2018 as the beginning year of 'great transformation'


The year 2018 can be considered a year that will reflect and reveal the current global "great transformation" in many respects. It will be a beginning year in which the U.S. and the EU's current political and economic crisis will intensify and developing countries will start to rise politically and economically. In other words, 2018 will be a year of reorientation, as Andre Gunder Frank says.

No one doubts that the U.S.'s political and economic challenges will peak in 2018 and beyond. The European crisis, on the other hand, has revealed a dynamic that will shatter the EU. This dynamic has three main fronts: Northern Europe headed by Germany, Eastern and Southern Europe and the new fragmentation process that will be formed by the secession of the U.K.

All three dynamics do not in fact want the current state of the EU.

Germany and countries surrounding it, such as the Netherlands, Austria and Brussels, believe that Southern and Eastern Europe will be a burden on them unless they exert their political and economic power there. Therefore, aside from new expansion, they are trying to introduce a new post-Brexit strategy of restraint and recovery.

The southern and eastern blocs, including big European countries such as Italy and Spain, see that German-centric economic policies and the eurozone economy are in a stalemate and that monetary policies based on limited finance and an overvalued euro produce crises for themselves. The former Yugoslavian countries, which Germany crumbled together with NATO, and Eastern Europe have yet to recover in political terms. They are in a very serious economic stalemate.

These countries, once the centers of production and innovation of global industry, are looking for their former wealth. In fact, German Foreign Minister Sigmar Gabriel's statement that "the U.K.'s relations and position with the EU in the post-Brexit period may set an example for Turkey" is not only the wish of Germany about Turkey. This is because Germany considers all Eastern European countries, which are not directly in its backyard, to be a burden on itself (the EU), and want a quasi-Brexit processes for them in the upcoming days. This being the case, it is possible to argue that Brexit and the Eastern European crisis will hit Europe's agenda in 2018. In this context, it is also possible to say that Turkey will have healthier political and economic relations with Eastern and Southern Europe in 2018 and beyond.

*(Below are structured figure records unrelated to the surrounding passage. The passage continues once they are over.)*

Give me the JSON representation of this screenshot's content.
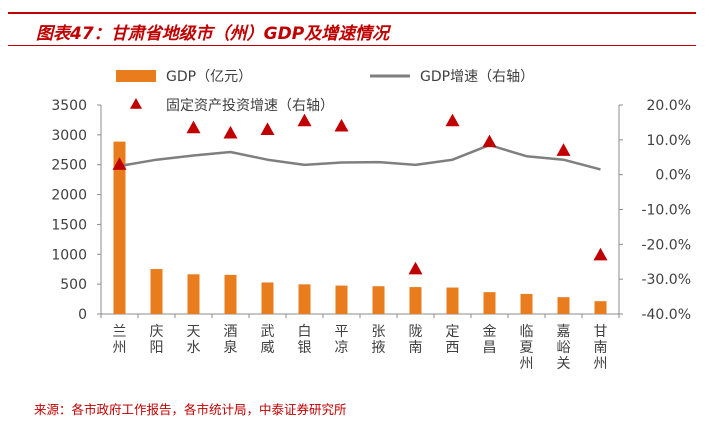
{
  "header": {
    "title": "图表47：甘肃省地级市（州）GDP及增速情况"
  },
  "footer": {
    "source": "来源：各市政府工作报告，各市统计局，中泰证券研究所"
  },
  "colors": {
    "bar": "#e97d1e",
    "line": "#7f7f7f",
    "marker": "#c00000",
    "accent": "#c00000"
  },
  "chart_data": {
    "type": "bar",
    "title": "甘肃省地级市（州）GDP及增速情况",
    "categories": [
      "兰州",
      "庆阳",
      "天水",
      "酒泉",
      "武威",
      "白银",
      "平凉",
      "张掖",
      "陇南",
      "定西",
      "金昌",
      "临夏州",
      "嘉峪关",
      "甘南州"
    ],
    "category_labels": [
      [
        "兰",
        "州"
      ],
      [
        "庆",
        "阳"
      ],
      [
        "天",
        "水"
      ],
      [
        "酒",
        "泉"
      ],
      [
        "武",
        "威"
      ],
      [
        "白",
        "银"
      ],
      [
        "平",
        "凉"
      ],
      [
        "张",
        "掖"
      ],
      [
        "陇",
        "南"
      ],
      [
        "定",
        "西"
      ],
      [
        "金",
        "昌"
      ],
      [
        "临",
        "夏",
        "州"
      ],
      [
        "嘉",
        "峪",
        "关"
      ],
      [
        "甘",
        "南",
        "州"
      ]
    ],
    "series": [
      {
        "name": "GDP（亿元）",
        "type": "bar",
        "axis": "left",
        "values": [
          2887,
          753,
          665,
          655,
          528,
          497,
          476,
          465,
          451,
          443,
          366,
          336,
          282,
          215
        ]
      },
      {
        "name": "GDP增速（右轴）",
        "type": "line",
        "axis": "right",
        "values": [
          2.5,
          4.3,
          5.5,
          6.5,
          4.3,
          2.8,
          3.5,
          3.6,
          2.8,
          4.3,
          8.5,
          5.3,
          4.3,
          1.5
        ]
      },
      {
        "name": "固定资产投资增速（右轴）",
        "type": "scatter",
        "axis": "right",
        "values": [
          3.0,
          null,
          13.5,
          12.0,
          13.0,
          15.5,
          14.0,
          null,
          -27.0,
          15.5,
          9.5,
          null,
          7.0,
          -23.0
        ]
      }
    ],
    "y_left": {
      "min": 0,
      "max": 3500,
      "step": 500,
      "ticks": [
        "0",
        "500",
        "1000",
        "1500",
        "2000",
        "2500",
        "3000",
        "3500"
      ]
    },
    "y_right": {
      "min": -40,
      "max": 20,
      "step": 10,
      "ticks": [
        "-40.0%",
        "-30.0%",
        "-20.0%",
        "-10.0%",
        "0.0%",
        "10.0%",
        "20.0%"
      ]
    },
    "legend": [
      "GDP（亿元）",
      "GDP增速（右轴）",
      "固定资产投资增速（右轴）"
    ],
    "legend_position": "top",
    "grid": false
  }
}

We are coming to the end of Angela Merkel's rule in Germany. Interestingly, however, German politics cannot produce an alternative to Merkel. This political deadlock will soon have serious economic impacts on Germany. Let us also note that German industry will invest in more profitable and less costly regions in the world, including Turkey, which will be one of the main dynamics of this economic dissolution in Germany and the current disintegration of the EU.

On the other hand, the crisis beyond the ocean is not actually the crisis of the U.S. or Donald Trump. This crisis, which will deepen in 2018 and the following years, is the direct crisis of the political and economic system that the U.S. established in the post-World War II period declaring itself to be the center of the world. I think the U.S. crisis stemming from Trump's "failure to manage" will deepen in 2018, and U.S. isolation will be discussed as a permanent political phenomenon. So, the wings of U.S. state will maintain the power struggle between them in 2018. This dynamic will bring the U.S.'s post-World War II alliances into question, as well as concepts like strategic alliance and NATO.

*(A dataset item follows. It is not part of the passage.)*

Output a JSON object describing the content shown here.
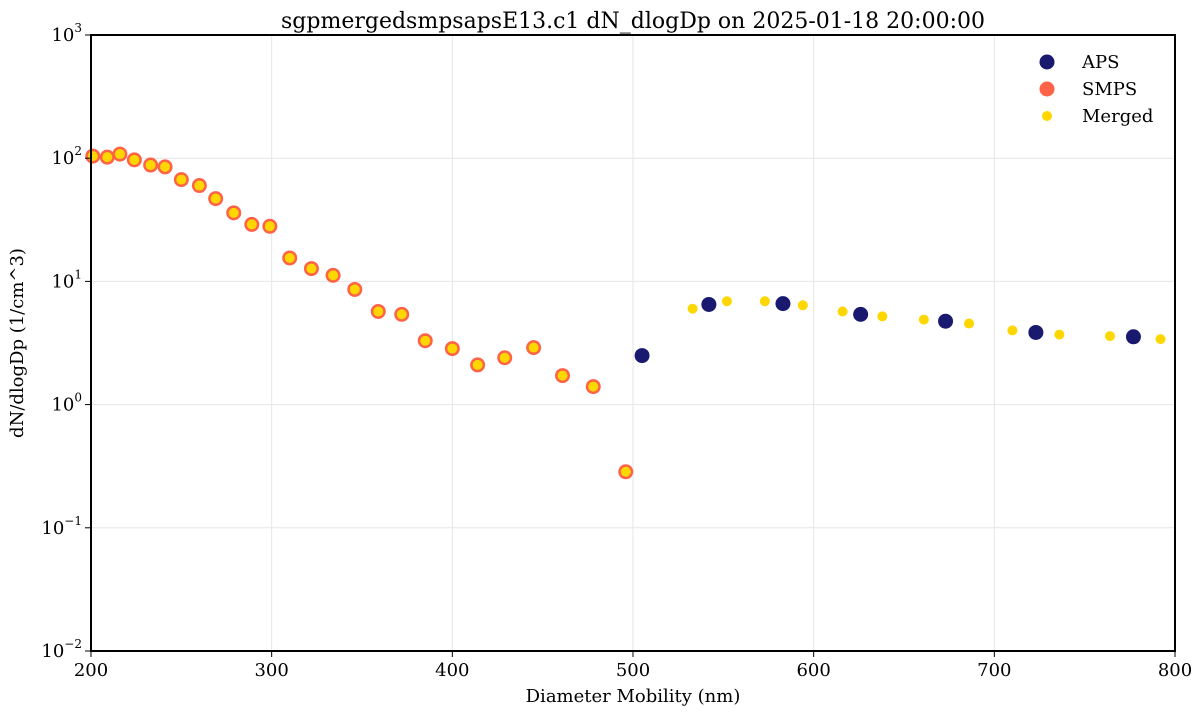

The U.S. will continue to lose strength and dominance in the Eurasian and Pacific region. This is a natural process, which certainly does not mean the breakdown of the U.S.'s relations with countries like Turkey. This relationship will now be a mutual interest relationship between equals. This, of course, will bring into question Israel's current politics, legitimacy and existence in the Middle East.

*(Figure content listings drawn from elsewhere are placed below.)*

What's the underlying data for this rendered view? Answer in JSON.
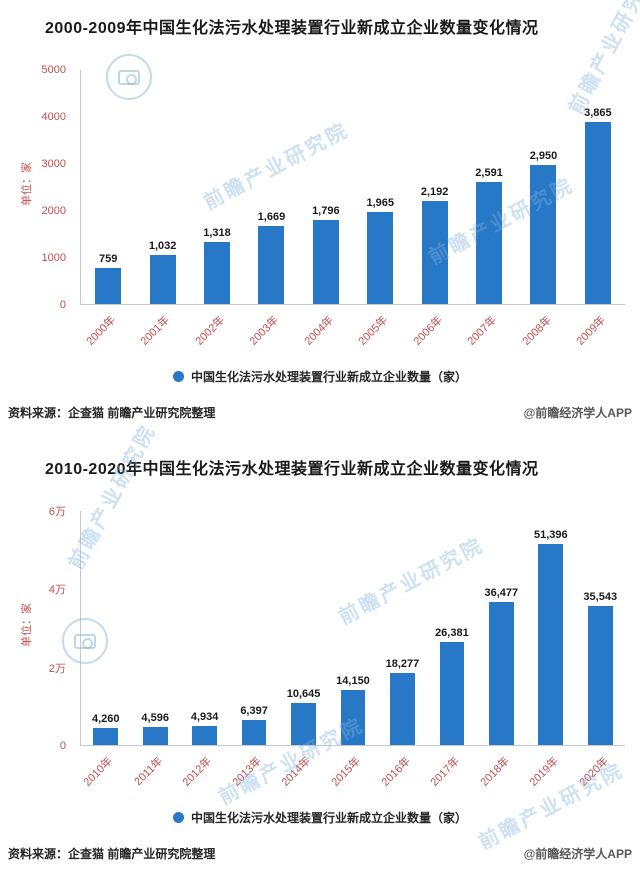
{
  "watermark": {
    "text": "前瞻产业研究院"
  },
  "chart_data": [
    {
      "type": "bar",
      "title": "2000-2009年中国生化法污水处理装置行业新成立企业数量变化情况",
      "ylabel": "单位：家",
      "xlabel": "",
      "ylim": [
        0,
        5000
      ],
      "grid": false,
      "legend_position": "bottom",
      "yticks": [
        {
          "value": 0,
          "label": "0"
        },
        {
          "value": 1000,
          "label": "1000"
        },
        {
          "value": 2000,
          "label": "2000"
        },
        {
          "value": 3000,
          "label": "3000"
        },
        {
          "value": 4000,
          "label": "4000"
        },
        {
          "value": 5000,
          "label": "5000"
        }
      ],
      "categories": [
        "2000年",
        "2001年",
        "2002年",
        "2003年",
        "2004年",
        "2005年",
        "2006年",
        "2007年",
        "2008年",
        "2009年"
      ],
      "values": [
        759,
        1032,
        1318,
        1669,
        1796,
        1965,
        2192,
        2591,
        2950,
        3865
      ],
      "value_labels": [
        "759",
        "1,032",
        "1,318",
        "1,669",
        "1,796",
        "1,965",
        "2,192",
        "2,591",
        "2,950",
        "3,865"
      ],
      "legend": "中国生化法污水处理装置行业新成立企业数量（家）",
      "source": "资料来源：企查猫 前瞻产业研究院整理",
      "credit": "@前瞻经济学人APP",
      "bar_color": "#2878C8",
      "axis_color": "#C0504D"
    },
    {
      "type": "bar",
      "title": "2010-2020年中国生化法污水处理装置行业新成立企业数量变化情况",
      "ylabel": "单位：家",
      "xlabel": "",
      "ylim": [
        0,
        60000
      ],
      "grid": false,
      "legend_position": "bottom",
      "yticks": [
        {
          "value": 0,
          "label": "0"
        },
        {
          "value": 20000,
          "label": "2万"
        },
        {
          "value": 40000,
          "label": "4万"
        },
        {
          "value": 60000,
          "label": "6万"
        }
      ],
      "categories": [
        "2010年",
        "2011年",
        "2012年",
        "2013年",
        "2014年",
        "2015年",
        "2016年",
        "2017年",
        "2018年",
        "2019年",
        "2020年"
      ],
      "values": [
        4260,
        4596,
        4934,
        6397,
        10645,
        14150,
        18277,
        26381,
        36477,
        51396,
        35543
      ],
      "value_labels": [
        "4,260",
        "4,596",
        "4,934",
        "6,397",
        "10,645",
        "14,150",
        "18,277",
        "26,381",
        "36,477",
        "51,396",
        "35,543"
      ],
      "legend": "中国生化法污水处理装置行业新成立企业数量（家）",
      "source": "资料来源：企查猫 前瞻产业研究院整理",
      "credit": "@前瞻经济学人APP",
      "bar_color": "#2878C8",
      "axis_color": "#C0504D"
    }
  ]
}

We will also see in 2018 that the political powers behind the dollar and the euro, two main reserve currencies, will decline, which will have two consequences in the medium term: First, the local and new global monetary system and their trade system will be shaped as an alternative to the Bretton Woods system. Digital monetary technologies will be on the agenda and develop further.

This whole picture offers golden opportunities for Turkey. Certainly, Turkey will not continue with 20th century economic policies in 2018. We will see quite different approaches toward key issues such as growth, inflation and unemployment like the Credit Guarantee Fund (CGF) that was introduced in 2017. Regulations on monetary and capital markets should be based on priorities that support the new industrial revolution, taking into account inclusive growth.

Turkey will grow by 7 percent or above and spread welfare without creating inflation and current account deficit. If there is a crisis in 2018, this will be for the West as I mentioned above. Now, the West's crisis is permanent, and unless the Eastern bloc, including Turkey, establishes a new world, this crisis will not end.

May 2018 be the year of the oppressed!